Deperì, deperì. Le donnicciuole susurravan fra loro che alla maestra Rosanna s’era guastato il sangue, in conseguenza d’uno spavento preso, del quale nessuno conosceva la causa, del quale lei stessa taceva ostinatamente la causa; e le più superstiziose parlavano di stregoneria.
Ridotta al puro scheletro, tutta denti e capelli, scarnita al punto che il corpo non riusciva a sollevare il lenzuolo, non potè più alzarsi dal letto. Pel miracolo che nelle malattie di consunzione rende così belli gli agonizzanti, ritrovò negli ultimi giorni il suo viso verginale, la sua espressione pacata, la carezzevole dolcezza del suo sorriso. Chiamava sottovoce, per nome, gli allievi: faceva l’appello: “Ma come? non c’è?... sarà malato....„. E poi: “Attenti: la lettera U....„.
Ma sulla lingua ingarbugliata il sillabario si confondeva con Pinocchio dal lungo naso, e la fiaba di Cappuccetto Rosso balzava nel Giardino delle Tre Melarance, per morire soavemente nei versi che tutti i fanciulli sanno a memoria:
Il bimbo dorme e sogna i rami d’oro,
gli alberi d’oro, le foreste d’oro....
Finalmente il delirio cessò, la donna si spense, tentando con le diafane dita il gesto di tener la penna; e morte la compose in perfetta serenità.

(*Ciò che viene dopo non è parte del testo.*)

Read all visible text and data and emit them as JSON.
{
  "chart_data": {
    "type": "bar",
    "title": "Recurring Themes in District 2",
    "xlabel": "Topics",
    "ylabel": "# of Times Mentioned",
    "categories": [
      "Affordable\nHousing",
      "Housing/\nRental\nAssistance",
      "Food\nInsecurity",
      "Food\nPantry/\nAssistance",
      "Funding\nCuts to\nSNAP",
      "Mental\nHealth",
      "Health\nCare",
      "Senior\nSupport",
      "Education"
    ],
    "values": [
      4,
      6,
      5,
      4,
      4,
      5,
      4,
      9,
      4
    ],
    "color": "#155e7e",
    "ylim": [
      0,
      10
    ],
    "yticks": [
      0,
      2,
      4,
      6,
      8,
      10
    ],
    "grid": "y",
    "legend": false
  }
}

Mai funerale fu più bianco; ma sulla neve di gennaio, dura, gelala, scintillante di piccoli cristalli, la coltre virginea gettata sulla bara e i veli delle figlie di Maria mettevan macchie stranamente torbide. Portata a braccia, la bara fu deposta nella fossa, fra cadenzato litaniare di donne.
Vanni Conti, ch’era stato il prediletto e che piangeva vere lagrime nel piccolo ignaro cuore, gettò sulla cassa le prime manate di terra mista a neve. Poi fu un succedersi di palate brutali come insulti; e tutti si allontanarono, e Rosanna rimase in pace. Di notte cadde altra neve: il fresco tumulo spari sotto il bianco: tutto il cimitero divenne una grande, sola, anonima tomba fatta per l’estasi, cinta di silenzio.
Per qualche tempo, nelle case rustiche, nelle stalle pettegole e fumose, fu un parlottare, un incrociarsi di domande e di supposizioni, un bisbigliar misterioso ed inquieto sulla morte di colei che per tant’anni era vissuta così felice. Vi fu pure chi pregò per lei, semplicemente. Ma presto sopravvennero i primi lavori nei campi e nelle vigne; e quando primavera fece per incanto brillare come smeraldi le folte erbe fra le croci, Rosanna era già dimenticata.